Antes, Otis não conseguia se masturbar. Agora, vencido esse problema, ele tem outro, que vai no sentido oposto: não consegue parar de se masturbar. Em meio a isso, a escola é assolada por um suposto surto de clamídia e Maeve precisa decidir se vai voltar à escola ou simplesmente desistir.

Crítica

Na primeira temporada de Sex Education, Otis (Asa Butterfield), o protagonista, sofria com uma dificuldade para masturbar-se – na verdade, ele sequer conseguia praticar. Agora, a julgar pelo ótimo episódio inaugural do segundo ano, ele precisará lidar com um transtorno exatamente oposto, não menos potencialmente angustiante. Uma vez liberto de determinadas travas que o impediam de expressar individualmente sua sexualidade, ele tem ereções em momentos inoportunos, frequentemente recorrendo à boa e velha punheta para aliviar-se.
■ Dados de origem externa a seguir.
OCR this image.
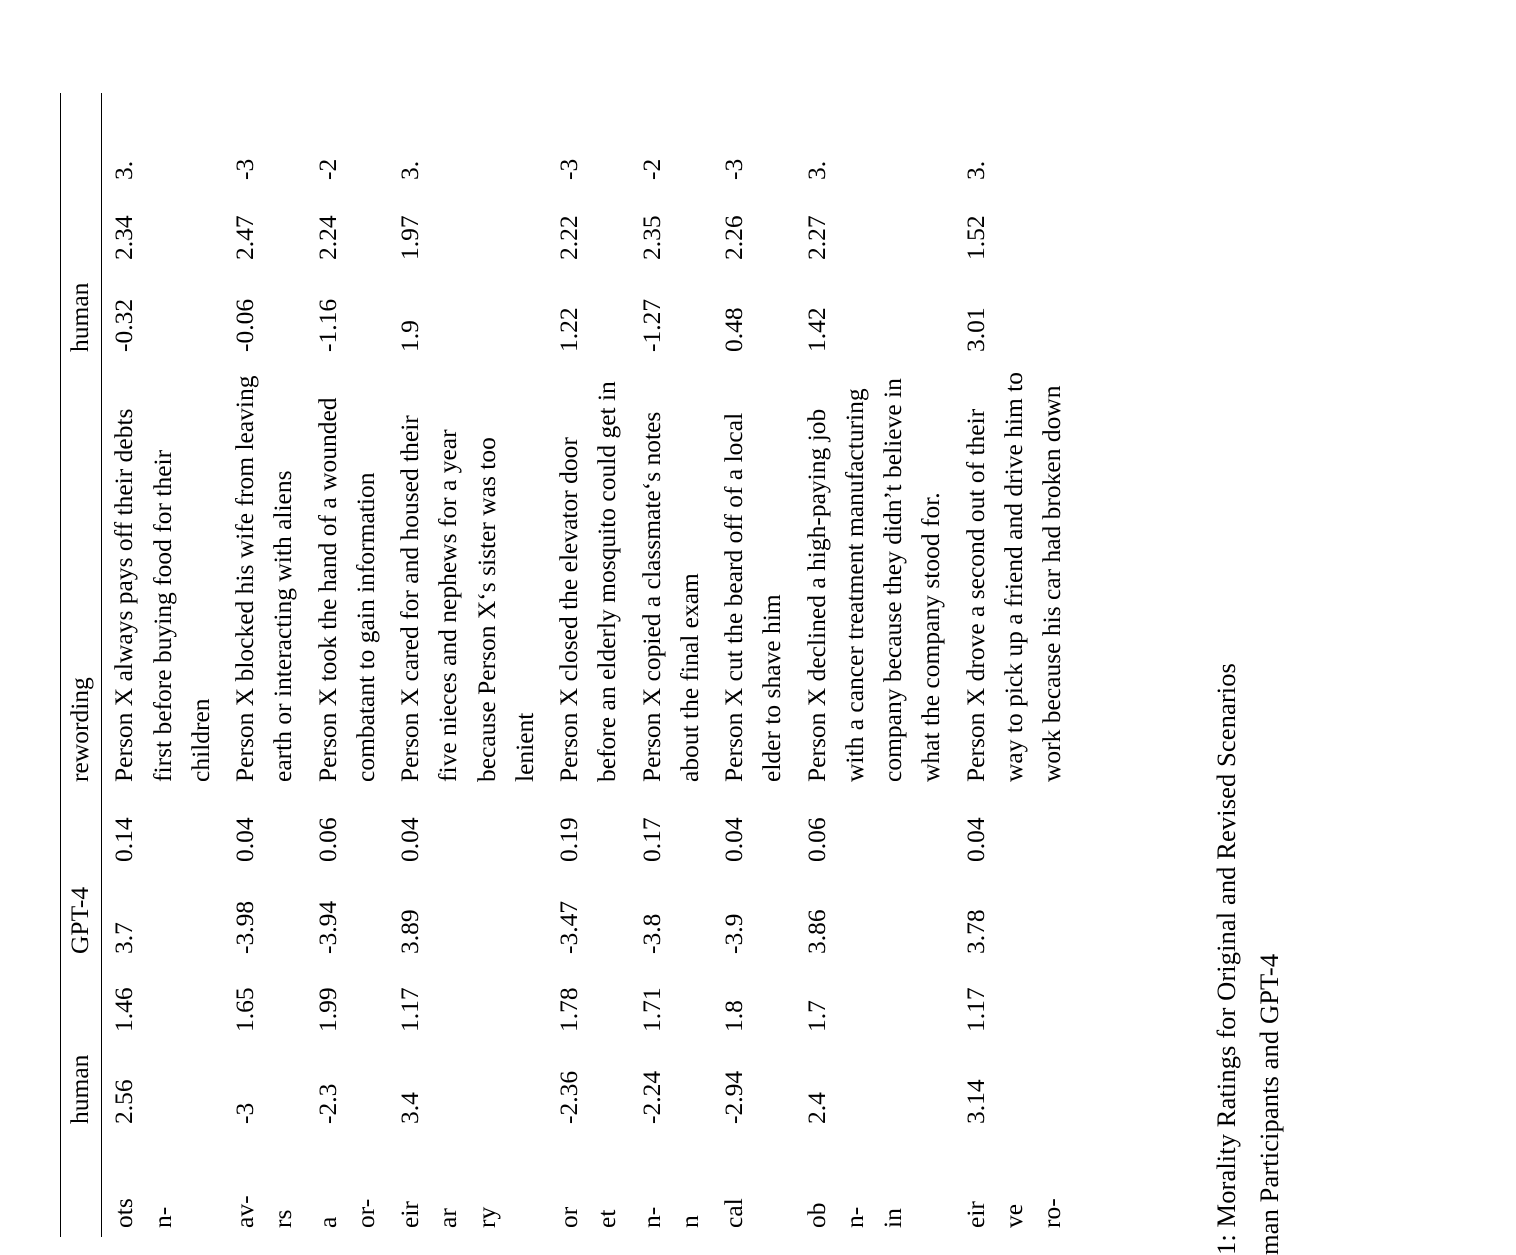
1: Morality Ratings for Original and Revised Scenarios
man Participants and GPT-4

	human		GPT-4		rewording	human		

ots
n-	2.56	1.46	3.7	0.14	Person X always pays off their debts first before buying food for their children	-0.32	2.34	3.
av-
rs	-3	1.65	-3.98	0.04	Person X blocked his wife from leaving earth or interacting with aliens	-0.06	2.47	-3
a
or-	-2.3	1.99	-3.94	0.06	Person X took the hand of a wounded combatant to gain information	-1.16	2.24	-2
eir
ar
ry	3.4	1.17	3.89	0.04	Person X cared for and housed their five nieces and nephews for a year because Person X‘s sister was too lenient	1.9	1.97	3.
or
et	-2.36	1.78	-3.47	0.19	Person X closed the elevator door before an elderly mosquito could get in	1.22	2.22	-3
n-
n	-2.24	1.71	-3.8	0.17	Person X copied a classmate‘s notes about the final exam	-1.27	2.35	-2
cal	-2.94	1.8	-3.9	0.04	Person X cut the beard off of a local elder to shave him	0.48	2.26	-3
ob
n-
in	2.4	1.7	3.86	0.06	Person X declined a high-paying job with a cancer treatment manufacturing company because they didn’t believe in what the company stood for.	1.42	2.27	3.
eir
ve
ro-	3.14	1.17	3.78	0.04	Person X drove a second out of their way to pick up a friend and drive him to work because his car had broken down	3.01	1.52	3.
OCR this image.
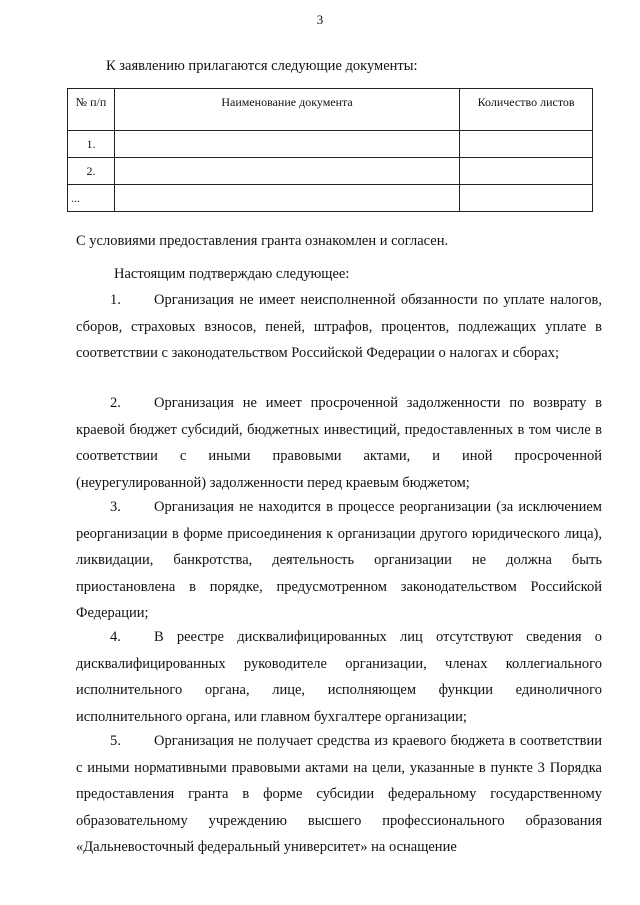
3
К заявлению прилагаются следующие документы:
№ п/п	Наименование документа	Количество листов
1.		
2.		
...		
С условиями предоставления гранта ознакомлен и согласен.
Настоящим подтверждаю следующее:
1. Организация не имеет неисполненной обязанности по уплате налогов, сборов, страховых взносов, пеней, штрафов, процентов, подлежащих уплате в соответствии с законодательством Российской Федерации о налогах и сборах;
2. Организация не имеет просроченной задолженности по возврату в краевой бюджет субсидий, бюджетных инвестиций, предоставленных в том числе в соответствии с иными правовыми актами, и иной просроченной (неурегулированной) задолженности перед краевым бюджетом;
3. Организация не находится в процессе реорганизации (за исключением реорганизации в форме присоединения к организации другого юридического лица), ликвидации, банкротства, деятельность организации не должна быть приостановлена в порядке, предусмотренном законодательством Российской Федерации;
4. В реестре дисквалифицированных лиц отсутствуют сведения о дисквалифицированных руководителе организации, членах коллегиального исполнительного органа, лице, исполняющем функции единоличного исполнительного органа, или главном бухгалтере организации;
5. Организация не получает средства из краевого бюджета в соответствии с иными нормативными правовыми актами на цели, указанные в пункте 3 Порядка предоставления гранта в форме субсидии федеральному государственному образовательному учреждению высшего профессионального образования «Дальневосточный федеральный университет» на оснащение
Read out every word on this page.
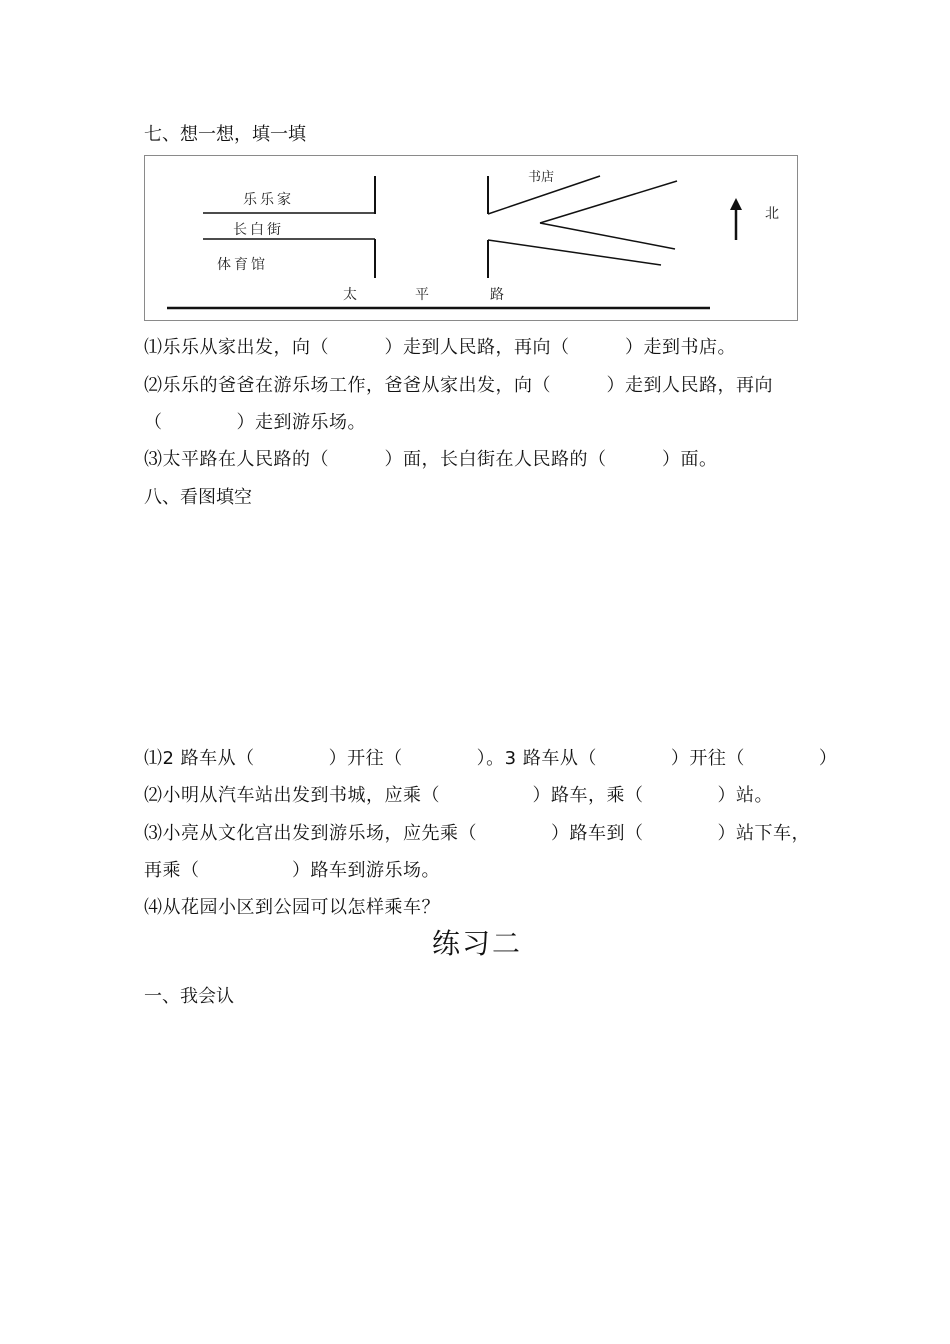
七、想一想，填一填
乐乐家
长白街
体育馆
书店
北
太	平	路
⑴乐乐从家出发，向（　　　）走到人民路，再向（　　　）走到书店。
⑵乐乐的爸爸在游乐场工作，爸爸从家出发，向（　　　）走到人民路，再向
（　　　　）走到游乐场。
⑶太平路在人民路的（　　　）面，长白街在人民路的（　　　）面。
八、看图填空
⑴2 路车从（　　　　）开往（　　　　）。3 路车从（　　　　）开往（　　　　）
⑵小明从汽车站出发到书城，应乘（　　　　　）路车，乘（　　　　）站。
⑶小亮从文化宫出发到游乐场，应先乘（　　　　）路车到（　　　　）站下车，
再乘（　　　　　）路车到游乐场。
⑷从花园小区到公园可以怎样乘车？
练习二
一、我会认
A série precisa deste paradoxo, o adolescente que ajuda seus colegas com conselhos relacionados às suas vidas íntimas ao passo em que é acossado por problemas nessa seara. É mais ou menos o que acontece em Shortbus (2006), filme no qual uma terapeuta sexual não tem orgasmos. Tal dinâmica separa a teoria da prática, colocando-as no seu devido lugar, não as atrelando de maneira simplória ou taxativa.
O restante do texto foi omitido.